Sunday, December 14, 2014

The End of Obamacare Schadenfreude?

Smitty, the hench-blogger at The Other McCain declares the end of Obamacare Schadenfreude:

#ObamaCare’s Past Schadenfreude, But The Democrat Wreckage Is Still Good
The cumulative damage the Democratic Party has suffered, as well as the casualty rate — half of the 60 senators who supported the bill are since deceased, defeated or retired — has brought its leaders to an unhappy inflection and reflection point. Two years ago, President Obama was reelected to the surprise and delight of Democrats who believed that, not only would his unique coalition provide them with dominance in presidential cycles for the foreseeable future, but that perhaps the ACA backlash had passed. After losing their Senate majority and watching the GOP cement gains across federal offices, statehouses and regions Democrats might have lost for generations, however, buyer’s remorse on healthcare reform has led to angry division inside the party.
The long term economic and societal damage from ObamaCare remains to be seen. It’s too grim and widespread for schadenfreude to be appropriate. Careers have been ended, but the worst perpetrators are still around. . . 
Sorry, Smitty, but the temptation to delight in the misfortunes of one's political opponents is simply too addictive. Besides, I can quit any time I want.

Get your healthcare, and a  Big Gulp*: New way to promote ObamaCare: 7-Eleven
ObamaCare ads will now appear on 7-Eleven receipts at more than 7,000 stores nationwide as government health officials expand their outreach in the second year of healthcare sign-ups.

Information about ObamaCare sign-ups will appear on the bottom of receipts for anyone using a mobile payment company called PayNearMe, which allows bank-less customers to pay in stores like 7-Eleven and Family Dollar.

Health and Human Services (HHS) Secretary Sylvia Mathews Burwell announced the new partnership with the tech start-up PayNearMe on Thursday at a store in Washington, D.C.
*(offer not valid in Bloombergistan New York City)

Jonathan Gruber is a Liar. Was He a Liar Under Oath?
In a sworn hearing before the House Oversight Committee on Tuesday, Gruber, widely cited in the press over the last few years as an architect of Obamacare, insisted that he did not write any of the health care law himself. "I didn't draft the legislation," he said, later reiterating the claim: "I did not write any part of the Affordable Care Act."

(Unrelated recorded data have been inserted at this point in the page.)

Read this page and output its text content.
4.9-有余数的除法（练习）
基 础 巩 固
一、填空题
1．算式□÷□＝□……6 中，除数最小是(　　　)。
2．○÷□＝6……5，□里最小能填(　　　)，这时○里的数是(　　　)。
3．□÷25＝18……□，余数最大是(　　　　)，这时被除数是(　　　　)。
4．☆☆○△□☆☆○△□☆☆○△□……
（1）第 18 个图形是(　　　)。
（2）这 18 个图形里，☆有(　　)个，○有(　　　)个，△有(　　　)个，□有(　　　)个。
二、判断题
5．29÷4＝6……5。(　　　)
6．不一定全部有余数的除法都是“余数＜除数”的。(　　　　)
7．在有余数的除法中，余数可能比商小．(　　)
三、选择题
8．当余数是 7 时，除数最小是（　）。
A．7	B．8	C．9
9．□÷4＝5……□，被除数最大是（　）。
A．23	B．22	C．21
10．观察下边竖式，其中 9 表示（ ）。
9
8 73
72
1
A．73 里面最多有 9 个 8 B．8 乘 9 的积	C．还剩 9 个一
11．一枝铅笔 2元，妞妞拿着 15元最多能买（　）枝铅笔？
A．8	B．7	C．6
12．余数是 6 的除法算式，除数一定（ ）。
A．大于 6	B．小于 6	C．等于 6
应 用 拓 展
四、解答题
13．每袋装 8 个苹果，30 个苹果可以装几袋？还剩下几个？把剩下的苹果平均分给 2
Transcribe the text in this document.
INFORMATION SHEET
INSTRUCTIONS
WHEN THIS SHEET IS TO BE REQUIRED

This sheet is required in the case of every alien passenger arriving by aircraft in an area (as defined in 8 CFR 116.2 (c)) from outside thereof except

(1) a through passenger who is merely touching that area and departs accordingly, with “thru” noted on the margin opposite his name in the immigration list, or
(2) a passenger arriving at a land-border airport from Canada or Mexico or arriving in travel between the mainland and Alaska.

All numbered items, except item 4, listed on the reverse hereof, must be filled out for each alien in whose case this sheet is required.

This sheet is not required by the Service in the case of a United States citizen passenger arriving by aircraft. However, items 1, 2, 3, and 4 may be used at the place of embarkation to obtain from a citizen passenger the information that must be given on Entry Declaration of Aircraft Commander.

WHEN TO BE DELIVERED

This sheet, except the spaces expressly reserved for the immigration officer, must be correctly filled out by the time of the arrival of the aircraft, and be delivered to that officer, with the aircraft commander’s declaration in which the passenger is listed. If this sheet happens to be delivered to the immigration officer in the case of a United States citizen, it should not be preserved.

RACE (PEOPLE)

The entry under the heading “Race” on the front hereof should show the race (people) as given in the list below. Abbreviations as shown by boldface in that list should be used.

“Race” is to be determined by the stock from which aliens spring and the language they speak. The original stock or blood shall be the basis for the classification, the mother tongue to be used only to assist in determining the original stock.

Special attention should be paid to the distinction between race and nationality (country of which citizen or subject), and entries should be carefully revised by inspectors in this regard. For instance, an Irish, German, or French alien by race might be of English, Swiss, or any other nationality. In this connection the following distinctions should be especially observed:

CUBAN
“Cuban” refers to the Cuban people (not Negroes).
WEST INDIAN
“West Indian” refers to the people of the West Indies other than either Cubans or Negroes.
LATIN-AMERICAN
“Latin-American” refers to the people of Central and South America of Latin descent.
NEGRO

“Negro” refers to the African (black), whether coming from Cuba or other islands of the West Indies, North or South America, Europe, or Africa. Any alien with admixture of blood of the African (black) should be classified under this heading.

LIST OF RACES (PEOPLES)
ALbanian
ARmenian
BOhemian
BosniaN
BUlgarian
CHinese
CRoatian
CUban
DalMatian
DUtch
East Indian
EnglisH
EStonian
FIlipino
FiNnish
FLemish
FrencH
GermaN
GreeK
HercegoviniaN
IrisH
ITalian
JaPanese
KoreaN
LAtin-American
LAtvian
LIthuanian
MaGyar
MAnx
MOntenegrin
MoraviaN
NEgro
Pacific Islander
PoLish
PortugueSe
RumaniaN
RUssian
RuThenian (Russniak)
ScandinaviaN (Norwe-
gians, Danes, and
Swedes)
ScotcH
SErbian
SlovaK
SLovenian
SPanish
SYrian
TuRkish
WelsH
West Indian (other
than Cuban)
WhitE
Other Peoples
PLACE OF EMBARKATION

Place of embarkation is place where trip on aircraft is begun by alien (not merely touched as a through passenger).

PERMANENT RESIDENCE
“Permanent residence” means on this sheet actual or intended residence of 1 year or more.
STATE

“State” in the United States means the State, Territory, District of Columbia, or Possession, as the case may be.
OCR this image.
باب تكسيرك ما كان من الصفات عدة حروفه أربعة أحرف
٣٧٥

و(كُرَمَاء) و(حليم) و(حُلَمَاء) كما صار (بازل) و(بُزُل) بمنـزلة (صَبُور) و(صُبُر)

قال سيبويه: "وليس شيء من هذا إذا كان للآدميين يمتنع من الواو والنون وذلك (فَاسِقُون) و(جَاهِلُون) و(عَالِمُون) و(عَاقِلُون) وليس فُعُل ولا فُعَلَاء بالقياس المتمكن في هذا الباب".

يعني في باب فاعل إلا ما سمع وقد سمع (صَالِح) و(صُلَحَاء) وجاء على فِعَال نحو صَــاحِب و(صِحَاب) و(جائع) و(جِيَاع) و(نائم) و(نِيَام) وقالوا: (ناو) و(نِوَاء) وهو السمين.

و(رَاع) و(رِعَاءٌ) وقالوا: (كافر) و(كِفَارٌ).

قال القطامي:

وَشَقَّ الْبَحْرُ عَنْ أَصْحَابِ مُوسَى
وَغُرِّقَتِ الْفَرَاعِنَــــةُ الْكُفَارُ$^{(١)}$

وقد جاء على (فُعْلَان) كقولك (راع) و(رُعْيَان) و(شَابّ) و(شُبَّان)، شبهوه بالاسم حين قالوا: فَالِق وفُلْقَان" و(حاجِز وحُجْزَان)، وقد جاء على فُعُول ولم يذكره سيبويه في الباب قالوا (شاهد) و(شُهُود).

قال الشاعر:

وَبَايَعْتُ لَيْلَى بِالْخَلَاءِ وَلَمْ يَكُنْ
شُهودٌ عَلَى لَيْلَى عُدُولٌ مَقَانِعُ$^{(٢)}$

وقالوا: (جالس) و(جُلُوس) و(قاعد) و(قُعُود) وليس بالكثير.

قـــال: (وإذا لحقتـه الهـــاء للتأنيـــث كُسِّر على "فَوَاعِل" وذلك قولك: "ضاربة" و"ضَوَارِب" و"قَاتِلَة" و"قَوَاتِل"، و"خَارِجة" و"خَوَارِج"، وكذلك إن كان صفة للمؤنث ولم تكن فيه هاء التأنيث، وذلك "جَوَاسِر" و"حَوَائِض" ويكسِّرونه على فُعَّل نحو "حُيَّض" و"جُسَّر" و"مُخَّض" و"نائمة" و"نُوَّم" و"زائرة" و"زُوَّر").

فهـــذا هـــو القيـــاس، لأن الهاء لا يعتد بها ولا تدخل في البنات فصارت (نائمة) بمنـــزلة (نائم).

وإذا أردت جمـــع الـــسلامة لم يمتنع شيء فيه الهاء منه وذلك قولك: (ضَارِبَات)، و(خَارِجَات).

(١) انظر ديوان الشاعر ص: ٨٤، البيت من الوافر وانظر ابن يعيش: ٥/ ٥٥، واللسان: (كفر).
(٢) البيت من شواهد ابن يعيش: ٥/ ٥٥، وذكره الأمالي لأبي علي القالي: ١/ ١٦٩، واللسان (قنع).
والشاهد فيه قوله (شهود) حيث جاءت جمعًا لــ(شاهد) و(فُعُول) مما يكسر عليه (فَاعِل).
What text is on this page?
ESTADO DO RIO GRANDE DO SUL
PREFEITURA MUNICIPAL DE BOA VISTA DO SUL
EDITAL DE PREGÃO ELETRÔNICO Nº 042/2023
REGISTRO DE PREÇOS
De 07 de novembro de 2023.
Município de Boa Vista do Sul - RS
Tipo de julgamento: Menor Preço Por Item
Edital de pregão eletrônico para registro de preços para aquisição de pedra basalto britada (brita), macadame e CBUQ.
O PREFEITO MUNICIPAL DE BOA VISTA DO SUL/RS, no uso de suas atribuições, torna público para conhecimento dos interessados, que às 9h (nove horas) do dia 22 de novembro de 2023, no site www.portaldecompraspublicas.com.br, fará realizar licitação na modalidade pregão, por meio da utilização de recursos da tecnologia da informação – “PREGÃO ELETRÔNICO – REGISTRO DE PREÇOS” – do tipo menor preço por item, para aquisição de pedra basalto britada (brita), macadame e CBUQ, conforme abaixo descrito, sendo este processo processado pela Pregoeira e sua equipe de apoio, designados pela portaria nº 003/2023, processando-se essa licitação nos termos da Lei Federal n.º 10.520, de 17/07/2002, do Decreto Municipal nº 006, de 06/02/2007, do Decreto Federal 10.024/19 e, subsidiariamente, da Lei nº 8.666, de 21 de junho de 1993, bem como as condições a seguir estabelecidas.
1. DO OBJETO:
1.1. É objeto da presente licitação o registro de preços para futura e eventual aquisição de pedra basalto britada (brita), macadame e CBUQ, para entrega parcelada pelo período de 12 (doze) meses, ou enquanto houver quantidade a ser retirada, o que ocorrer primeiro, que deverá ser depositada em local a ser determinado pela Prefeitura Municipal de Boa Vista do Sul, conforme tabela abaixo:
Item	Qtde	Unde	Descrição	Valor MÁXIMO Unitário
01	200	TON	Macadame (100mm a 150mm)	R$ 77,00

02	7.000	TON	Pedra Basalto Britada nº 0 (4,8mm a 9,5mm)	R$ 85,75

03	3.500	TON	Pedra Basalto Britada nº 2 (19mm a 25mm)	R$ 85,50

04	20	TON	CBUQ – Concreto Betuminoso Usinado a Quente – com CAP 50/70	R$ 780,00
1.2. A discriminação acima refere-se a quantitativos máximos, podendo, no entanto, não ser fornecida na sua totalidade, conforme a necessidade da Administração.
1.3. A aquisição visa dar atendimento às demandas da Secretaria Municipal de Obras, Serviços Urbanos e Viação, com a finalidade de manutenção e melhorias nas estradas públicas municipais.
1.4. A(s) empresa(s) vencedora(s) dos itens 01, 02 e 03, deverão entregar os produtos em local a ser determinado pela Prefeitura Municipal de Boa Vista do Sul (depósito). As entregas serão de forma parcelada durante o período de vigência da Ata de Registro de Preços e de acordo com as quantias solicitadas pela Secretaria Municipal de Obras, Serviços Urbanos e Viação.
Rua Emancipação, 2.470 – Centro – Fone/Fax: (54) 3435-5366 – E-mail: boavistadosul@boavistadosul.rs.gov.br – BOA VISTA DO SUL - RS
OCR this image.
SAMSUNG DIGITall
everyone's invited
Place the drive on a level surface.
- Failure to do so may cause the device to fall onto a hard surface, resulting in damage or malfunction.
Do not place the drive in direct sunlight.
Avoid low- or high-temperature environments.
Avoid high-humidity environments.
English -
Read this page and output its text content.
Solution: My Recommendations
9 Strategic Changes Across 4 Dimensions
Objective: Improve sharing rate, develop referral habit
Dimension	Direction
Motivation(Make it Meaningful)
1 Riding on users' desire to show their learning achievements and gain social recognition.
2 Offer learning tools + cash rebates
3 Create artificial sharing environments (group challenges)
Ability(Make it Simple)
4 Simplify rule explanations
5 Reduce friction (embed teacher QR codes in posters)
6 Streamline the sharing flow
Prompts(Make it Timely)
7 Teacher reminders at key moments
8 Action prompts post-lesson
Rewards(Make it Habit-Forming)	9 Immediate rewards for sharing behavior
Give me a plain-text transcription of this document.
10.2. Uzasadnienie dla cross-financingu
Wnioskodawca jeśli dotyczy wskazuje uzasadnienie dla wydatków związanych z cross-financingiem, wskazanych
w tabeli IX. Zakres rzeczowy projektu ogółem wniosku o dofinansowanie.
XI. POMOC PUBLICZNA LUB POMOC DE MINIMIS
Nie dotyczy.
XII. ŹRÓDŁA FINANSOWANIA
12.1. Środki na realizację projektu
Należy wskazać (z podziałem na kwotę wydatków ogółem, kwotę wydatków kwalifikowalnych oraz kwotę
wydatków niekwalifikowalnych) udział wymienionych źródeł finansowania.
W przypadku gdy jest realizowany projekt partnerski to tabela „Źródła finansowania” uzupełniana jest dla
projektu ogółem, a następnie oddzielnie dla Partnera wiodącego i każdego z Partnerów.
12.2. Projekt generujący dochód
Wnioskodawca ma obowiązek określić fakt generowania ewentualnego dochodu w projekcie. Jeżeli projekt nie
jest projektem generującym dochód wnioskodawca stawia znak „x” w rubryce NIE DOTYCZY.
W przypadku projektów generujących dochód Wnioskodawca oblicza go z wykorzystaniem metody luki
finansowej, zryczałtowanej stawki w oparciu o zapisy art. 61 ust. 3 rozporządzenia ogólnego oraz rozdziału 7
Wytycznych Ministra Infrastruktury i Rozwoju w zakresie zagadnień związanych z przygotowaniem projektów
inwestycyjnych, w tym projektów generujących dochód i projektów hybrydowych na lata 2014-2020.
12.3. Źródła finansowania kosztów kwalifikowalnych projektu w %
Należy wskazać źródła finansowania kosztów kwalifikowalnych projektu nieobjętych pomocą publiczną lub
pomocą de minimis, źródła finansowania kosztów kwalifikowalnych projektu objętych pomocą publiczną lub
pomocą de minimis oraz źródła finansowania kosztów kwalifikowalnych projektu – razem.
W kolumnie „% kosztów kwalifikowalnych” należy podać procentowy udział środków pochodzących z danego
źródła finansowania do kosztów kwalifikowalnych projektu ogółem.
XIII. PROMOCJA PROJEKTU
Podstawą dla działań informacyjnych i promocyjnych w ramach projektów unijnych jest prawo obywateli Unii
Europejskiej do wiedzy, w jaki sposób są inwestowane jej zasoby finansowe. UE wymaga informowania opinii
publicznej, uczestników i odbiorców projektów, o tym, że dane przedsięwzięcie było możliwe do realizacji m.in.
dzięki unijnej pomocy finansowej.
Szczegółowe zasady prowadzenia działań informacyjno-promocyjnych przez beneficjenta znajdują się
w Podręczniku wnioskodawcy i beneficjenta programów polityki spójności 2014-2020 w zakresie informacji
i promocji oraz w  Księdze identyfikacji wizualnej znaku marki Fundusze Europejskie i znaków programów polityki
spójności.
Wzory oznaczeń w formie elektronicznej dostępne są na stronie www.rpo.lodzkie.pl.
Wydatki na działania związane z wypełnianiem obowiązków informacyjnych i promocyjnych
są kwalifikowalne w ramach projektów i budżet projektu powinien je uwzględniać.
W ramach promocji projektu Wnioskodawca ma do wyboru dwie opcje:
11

Asked by Rep. Cynthia Lummis (R-Wy.) why he claimed in 2012 to have written part of the law, he said that it was "an effort to seem more important than I was," and that he "was speaking glibly."

He seems to have spoken "glibly" on multiple occasions.

As The Hill notes, in a late 2010 lecture to students at the Massachusetts Institute of Technology, where Gruber is a faculty member, he talked about the health law and described his role in its creation, saying, "Full disclaimer: I'm going to describe it objectively, but I helped write it."

In another 2010 video, captured by C-SPAN and posted at Townhall, Gruber also noted his bias in favor of the law while claiming to have helped write it. "Once again, unabashed, I helped write the federal [health care] bill as well," he said. That remark was made the same month that Obamacare was signed into law.

Two years later, Gruber hadn't changed his story. In a now-infamous 2012 lecture on the law's health exchanges at Noblis, Gruber not only said that states that don't set up exchanges don't have access to tax subsidies, he also referred to the "the one bit of the bill I actually wrote."
Hold him to the full Scooter Libby standard appropriate to Presidential advisers. If his own testimony disagrees with himself, or countless other democrats at the time, he's clearly playing fast and loose with the facts. 30 months, in the hoosegow, a $250,000 fine, and 400 hours of emptying bedpans for Dr. Jon.

And more gloom from Patrick Buchanan: What Jonathan Gruber Got Right
Brought before a House inquisition, MIT professor and Obamacare architect Jonathan Gruber burbled a recantation of his beliefs about how that triumph of liberalism had been achieved. Yet, something needs to be said in defense of Gruber.
For while he groveled and confessed to the sin of arrogance, what this Ivy League con artist boasted about rings true.

Here, Gruber explained, is how we got Obamacare passed:
This bill was written in a tortured way to make sure [the Congressional Budget Office] did not score the mandate as taxes. If CBO scored the mandate as taxes, the bill dies. OK? …
Lack of transparency is a huge political advantage. And basically, call it the stupidity of the American voter or whatever … that was really, really critical to get the thing to pass. Look, I wish … we could make it all transparent, but I’d rather have this law than not. …
[I]f you had a law which explicitly said that healthy people pay in and sick people get money, it would not have passed.
Call it the new candor. Yet, is Gruber not right on almost all counts?
Could the Democrats possibly complain if the Republicans used  reconciliation to repeal the bill?